I don't have the experience that some of the other people do on here.  I do have some thoughts, though, and I hope they help.

1) Tell her soon.  The longer you keep it from her, the more it will hurt her when you do tell her.

2) When you do tell her, be completely honest with her.  Yes, there may be only so much she can take at once, but what you do share with her it is important to share it with 100% honesty.

3) Allow her to feel.  I can't tell you how she will react, but chances are it won't be positively.  At least, not at first.  She may feel angry, sad, betrayed, or any other combination of a hundred different emotions.  You have to let her feel that.  As much as you are going through, she will go through just as much. 

4) Allow her to question.  I had a million questions when my SO told me about his needs, and he isn't even planning on transitioning.  I can only imagine the questions I would have had if he were.  Be patient, and answer what you can answer honestly.

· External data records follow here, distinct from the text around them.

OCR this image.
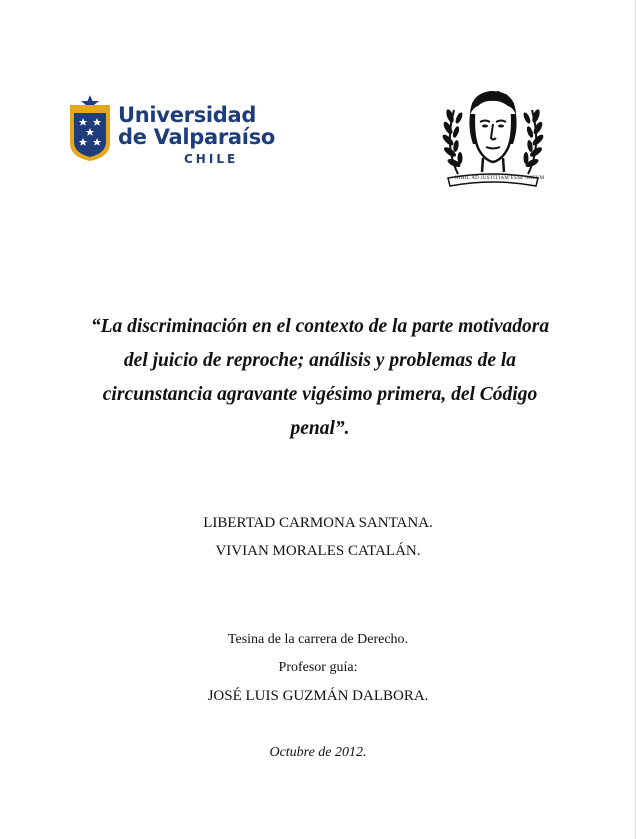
Universidad
de Valparaíso
CHILE
NIHIL AD JUSTITIAM ESSE NATUM
“La discriminación en el contexto de la parte motivadora
del juicio de reproche; análisis y problemas de la
circunstancia agravante vigésimo primera, del Código
penal”.
LIBERTAD CARMONA SANTANA.
VIVIAN MORALES CATALÁN.
Tesina de la carrera de Derecho.
Profesor guía:
JOSÉ LUIS GUZMÁN DALBORA.
Octubre de 2012.
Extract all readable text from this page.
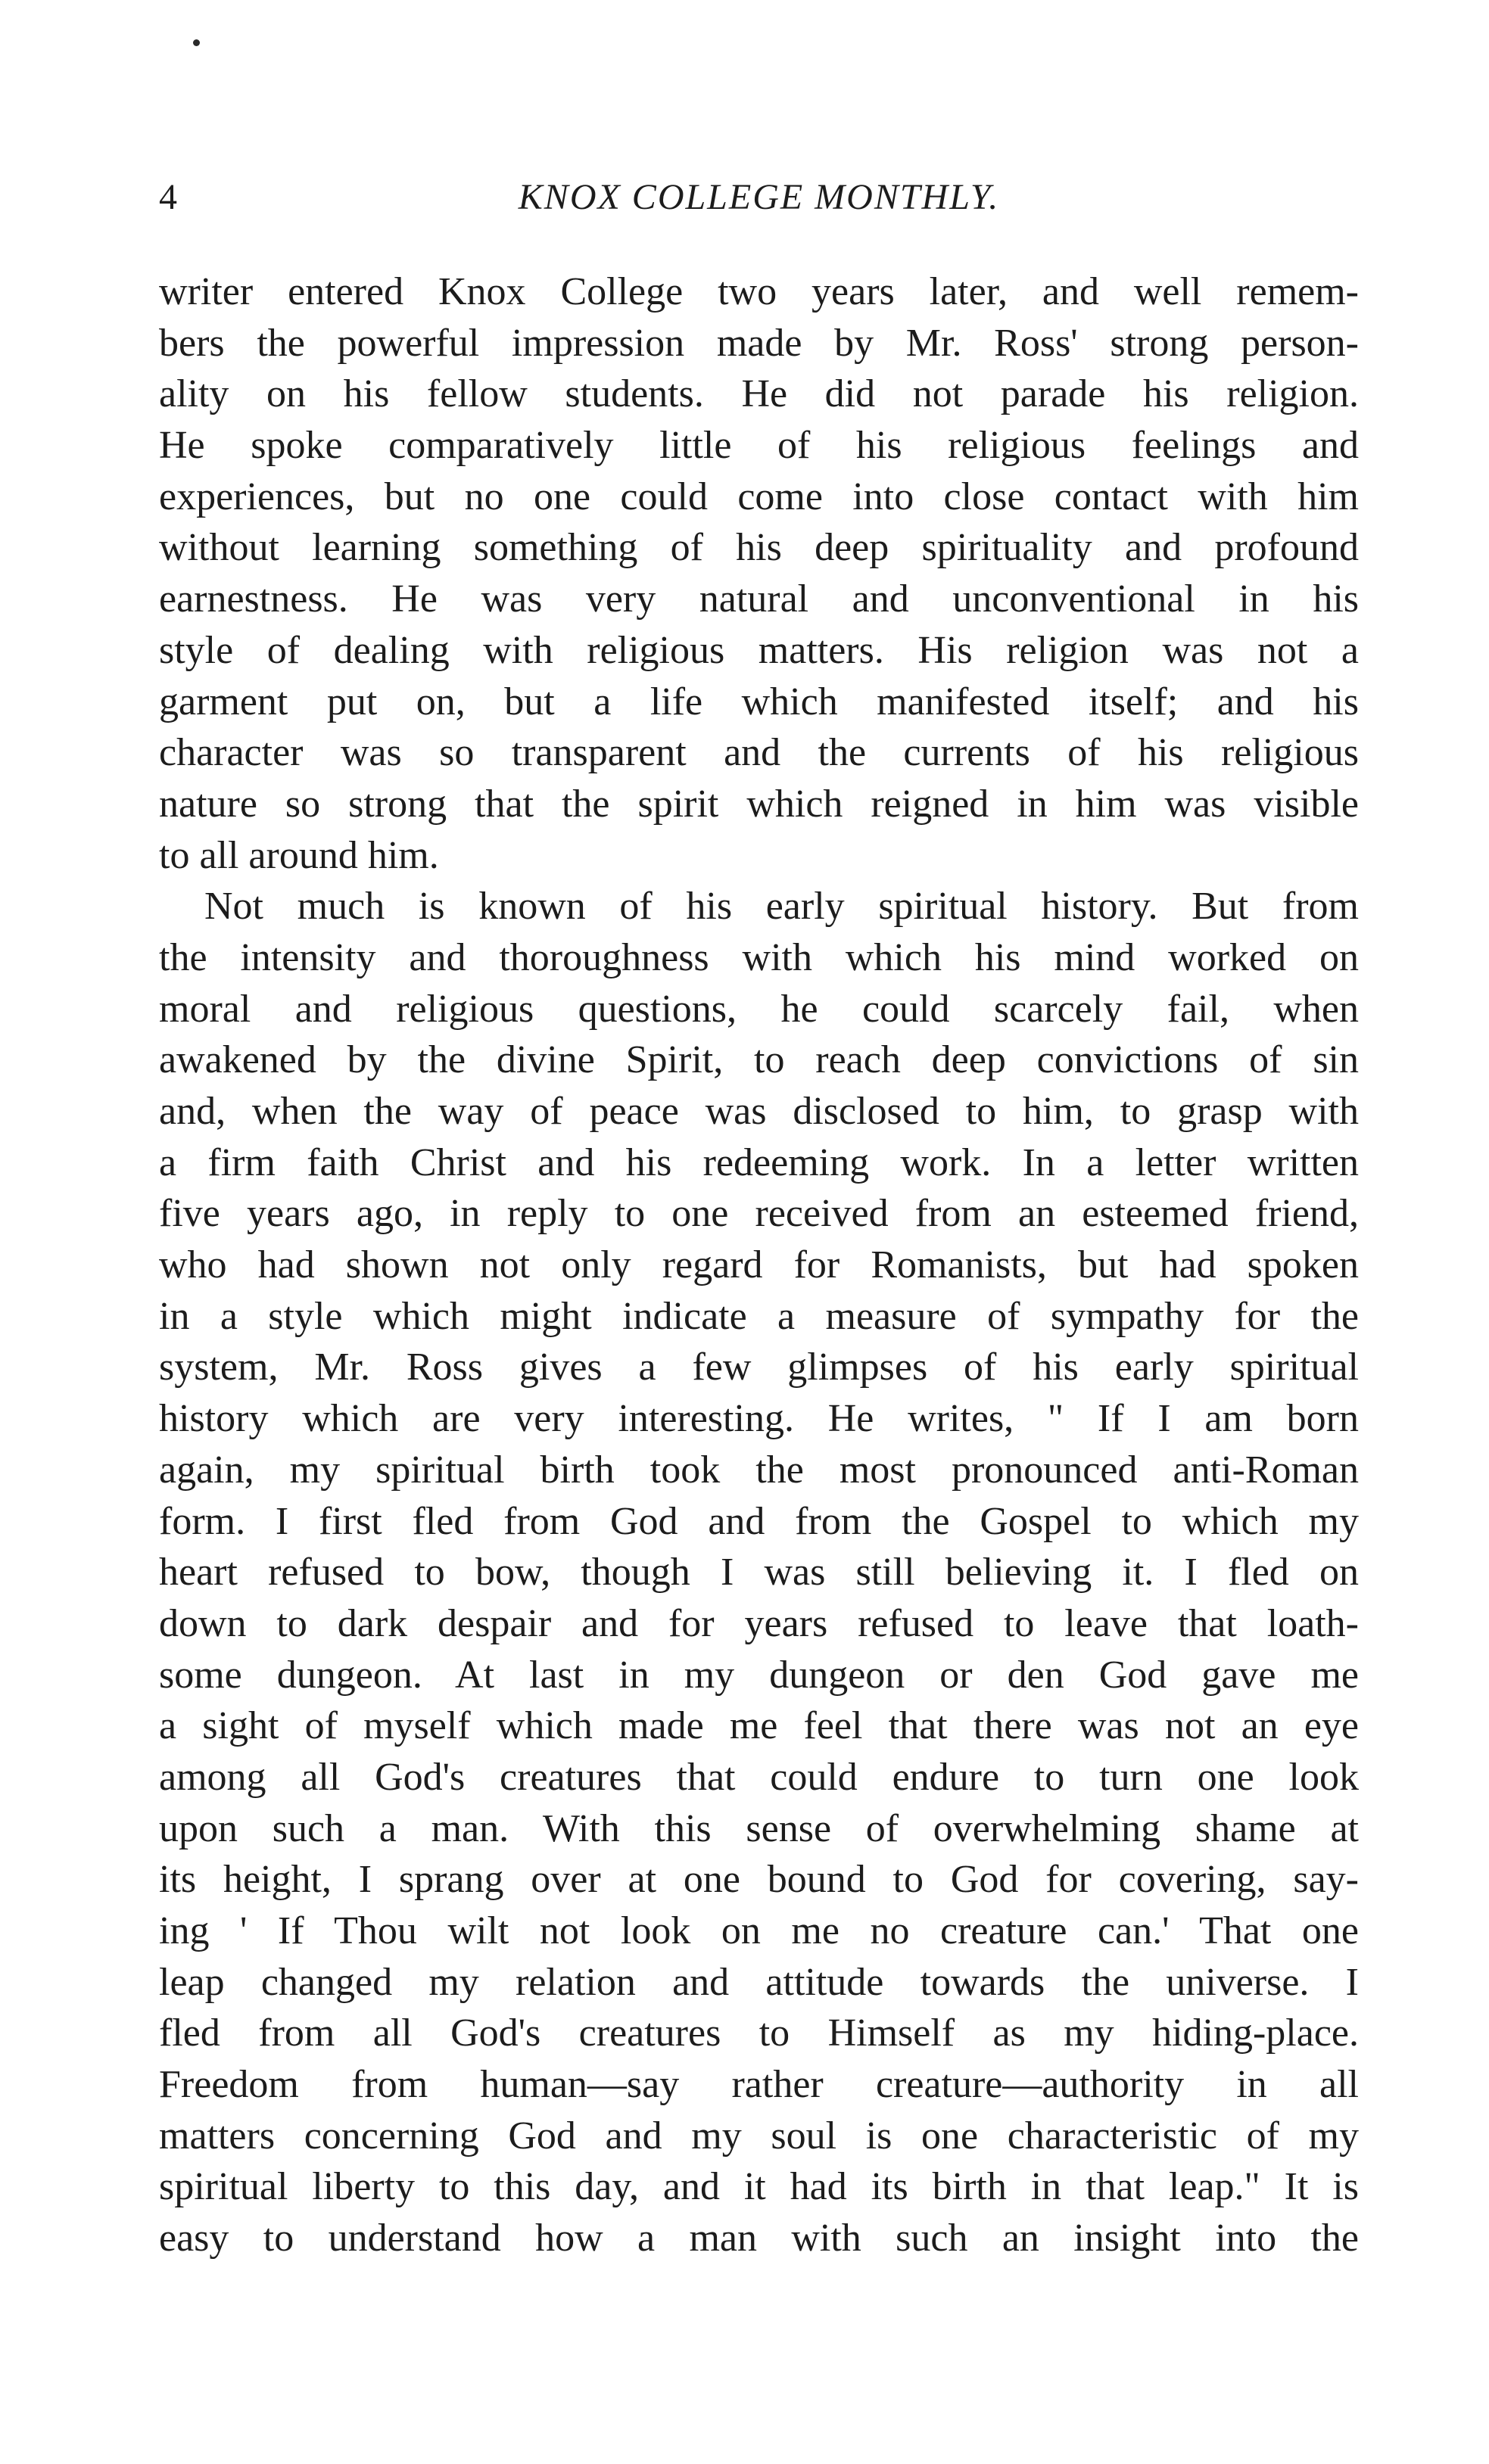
4	KNOX COLLEGE MONTHLY.
writer entered Knox College two years later, and well remem-
bers the powerful impression made by Mr. Ross' strong person-
ality on his fellow students. He did not parade his religion.
He spoke comparatively little of his religious feelings and
experiences, but no one could come into close contact with him
without learning something of his deep spirituality and profound
earnestness. He was very natural and unconventional in his
style of dealing with religious matters. His religion was not a
garment put on, but a life which manifested itself; and his
character was so transparent and the currents of his religious
nature so strong that the spirit which reigned in him was visible
to all around him.
Not much is known of his early spiritual history. But from
the intensity and thoroughness with which his mind worked on
moral and religious questions, he could scarcely fail, when
awakened by the divine Spirit, to reach deep convictions of sin
and, when the way of peace was disclosed to him, to grasp with
a firm faith Christ and his redeeming work. In a letter written
five years ago, in reply to one received from an esteemed friend,
who had shown not only regard for Romanists, but had spoken
in a style which might indicate a measure of sympathy for the
system, Mr. Ross gives a few glimpses of his early spiritual
history which are very interesting. He writes, " If I am born
again, my spiritual birth took the most pronounced anti-Roman
form. I first fled from God and from the Gospel to which my
heart refused to bow, though I was still believing it. I fled on
down to dark despair and for years refused to leave that loath-
some dungeon. At last in my dungeon or den God gave me
a sight of myself which made me feel that there was not an eye
among all God's creatures that could endure to turn one look
upon such a man. With this sense of overwhelming shame at
its height, I sprang over at one bound to God for covering, say-
ing ' If Thou wilt not look on me no creature can.' That one
leap changed my relation and attitude towards the universe. I
fled from all God's creatures to Himself as my hiding-place.
Freedom from human—say rather creature—authority in all
matters concerning God and my soul is one characteristic of my
spiritual liberty to this day, and it had its birth in that leap." It is
easy to understand how a man with such an insight into the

5) Allow her to participate.  It is your body, and ultimately you decision, but if you love your wife then you must understand that every decision you make will imapct her.  If you want to research, then approach her and tell her what it is you want to research and ask her to participate with you.  She may not want to, and that's ok.  The important thing is that you gave her the option. 

All of these are based on the premise that she will eventually become supportive of your needs. Best wishes and I hope things work out for you both.